Single by Lonzo Ball
- Released: September 28, 2017
- Recorded: 2017
- Genre: Hip hop
- Length: 2:27
- Label: Big Baller Music Group
- Songwriter: Lonzo Ball
- Producer: 80's Baby Entertainment

Lonzo Ball singles chronology
| "Melo Ball 1" (2017) | "ZO2" (2017) | "Super Saiyan" (2017) |

= ZO2 =

"ZO2" is a rap single by American professional basketball player Lonzo Ball. Released on September 28, 2017, it is Ball's second single and revolves around his signature "ZO2" shoes by Big Baller Brand. The song was produced by 80's Baby Entertainment, Inc. under his family-owned record label Big Baller Music Group.

== Background ==
A week before the release of Ball's second track, Big Baller Brand announced a redesign to its ZO2 Prime sneakers, the signature shoe of Lonzo Ball.

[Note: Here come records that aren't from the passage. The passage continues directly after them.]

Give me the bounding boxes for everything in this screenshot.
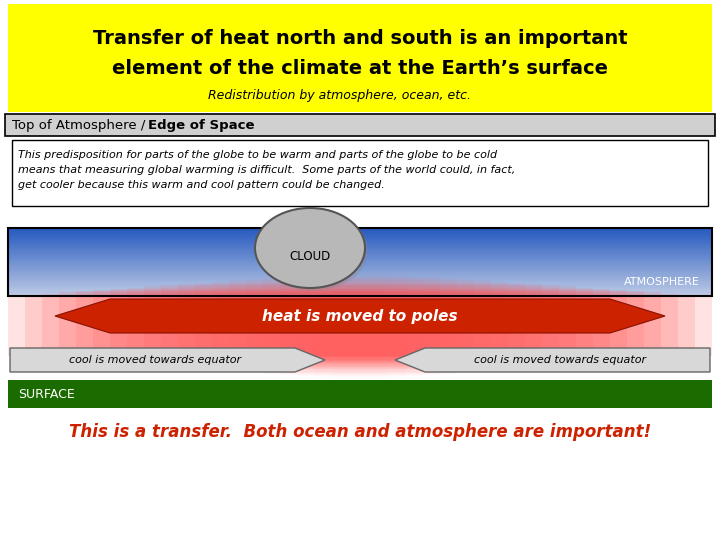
Bar: [12, 140, 708, 206]
Polygon shape: [55, 299, 665, 333]
Bar: [59, 292, 661, 360]
Text: element of the climate at the Earth’s surface: element of the climate at the Earth’s su…: [112, 58, 608, 78]
Text: cool is moved towards equator: cool is moved towards equator: [474, 355, 646, 365]
Bar: [8, 291, 712, 293]
Bar: [297, 275, 423, 376]
Bar: [127, 288, 593, 364]
Text: heat is moved to poles: heat is moved to poles: [262, 308, 458, 323]
Polygon shape: [395, 348, 710, 372]
Bar: [263, 278, 457, 374]
Bar: [8, 284, 712, 286]
Bar: [8, 245, 712, 247]
Bar: [8, 269, 712, 271]
Bar: [8, 233, 712, 235]
Bar: [8, 294, 712, 296]
Bar: [8, 265, 712, 268]
Bar: [280, 277, 440, 375]
Bar: [8, 272, 712, 274]
Bar: [229, 280, 491, 372]
Bar: [178, 284, 542, 368]
Text: ATMOSPHERE: ATMOSPHERE: [624, 277, 700, 287]
Bar: [5, 114, 715, 136]
Bar: [8, 253, 712, 256]
Bar: [8, 380, 712, 408]
Bar: [8, 259, 712, 261]
Bar: [8, 240, 712, 242]
Text: Edge of Space: Edge of Space: [148, 118, 254, 132]
Bar: [93, 290, 627, 362]
Bar: [8, 264, 712, 266]
Bar: [144, 286, 576, 366]
Text: cool is moved towards equator: cool is moved towards equator: [69, 355, 241, 365]
Bar: [8, 296, 712, 356]
Bar: [8, 230, 712, 232]
Ellipse shape: [258, 211, 368, 291]
Text: get cooler because this warm and cool pattern could be changed.: get cooler because this warm and cool pa…: [18, 180, 384, 190]
Bar: [8, 278, 712, 280]
Bar: [8, 279, 712, 281]
Bar: [8, 281, 712, 283]
Bar: [8, 275, 712, 278]
Bar: [8, 241, 712, 244]
Bar: [76, 291, 644, 361]
Bar: [8, 228, 712, 230]
Text: Top of Atmosphere /: Top of Atmosphere /: [12, 118, 150, 132]
Text: Redistribution by atmosphere, ocean, etc.: Redistribution by atmosphere, ocean, etc…: [209, 89, 472, 102]
Text: CLOUD: CLOUD: [289, 249, 330, 262]
Bar: [8, 267, 712, 269]
Bar: [8, 238, 712, 240]
Bar: [8, 271, 712, 273]
Bar: [8, 287, 712, 289]
Bar: [8, 289, 712, 292]
Bar: [25, 295, 695, 357]
Text: Transfer of heat north and south is an important: Transfer of heat north and south is an i…: [93, 29, 627, 48]
Bar: [8, 262, 712, 264]
Text: This is a transfer.  Both ocean and atmosphere are important!: This is a transfer. Both ocean and atmos…: [69, 423, 651, 441]
Text: means that measuring global warming is difficult.  Some parts of the world could: means that measuring global warming is d…: [18, 165, 516, 175]
Bar: [8, 228, 712, 296]
Bar: [212, 281, 508, 370]
Bar: [246, 279, 474, 373]
Bar: [331, 273, 389, 379]
Bar: [8, 293, 712, 295]
Bar: [314, 274, 406, 377]
Bar: [8, 274, 712, 276]
Bar: [8, 4, 712, 112]
Bar: [8, 282, 712, 285]
Bar: [110, 289, 610, 363]
Bar: [8, 244, 712, 246]
Polygon shape: [10, 348, 325, 372]
Bar: [8, 286, 712, 288]
Bar: [8, 257, 712, 259]
Bar: [8, 260, 712, 262]
Bar: [8, 247, 712, 249]
Bar: [8, 235, 712, 237]
Bar: [8, 250, 712, 252]
Bar: [8, 252, 712, 254]
Bar: [42, 294, 678, 359]
Text: SURFACE: SURFACE: [18, 388, 75, 401]
Ellipse shape: [255, 208, 365, 288]
Bar: [161, 285, 559, 367]
Bar: [150, 83, 530, 107]
Bar: [8, 237, 712, 239]
Bar: [8, 248, 712, 251]
Bar: [8, 232, 712, 234]
Text: This predisposition for parts of the globe to be warm and parts of the globe to : This predisposition for parts of the glo…: [18, 150, 497, 160]
Bar: [8, 255, 712, 258]
Bar: [195, 283, 525, 369]
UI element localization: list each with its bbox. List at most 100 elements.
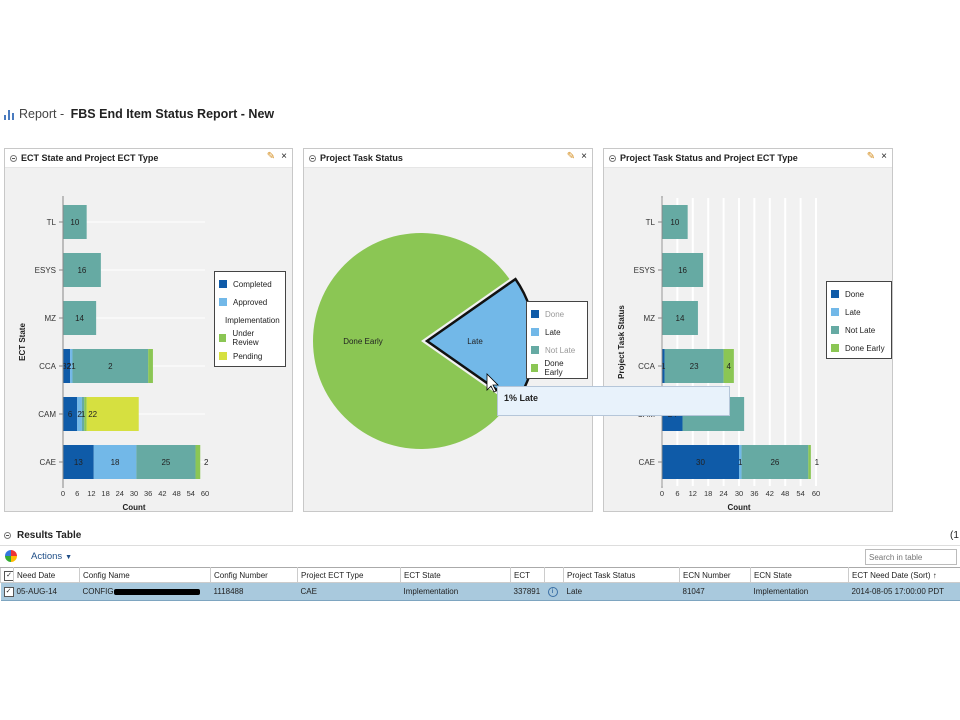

The announcement came as Ball's shoe choice for his National Basketball Association (NBA) preseason games were drawing national attention from outlets like ESPN. A portion of the "ZO2" song was featured at the time. The release of "ZO2" followed Ball's first rap single "Melo Ball 1," which also featured a Big Baller Brand shoe but for his younger brother LaMelo.

== Reception ==
After it was made public, "ZO2" made headlines on several websites including CBSSports.com, SB Nation, and 247Sports.com. Ball's criticism of the National Collegiate Athletic Association (NCAA), with the line "Only one year I was done with the Bruins / Slavin' for free, I was offered to move it / Millions of dollars, I took it, I'm human / I'm taking that case, I don't care if I lose it," was seen as a particularly surprising line. As of March 2019, the most popular YouTube video of the song has received over 12.58 million views.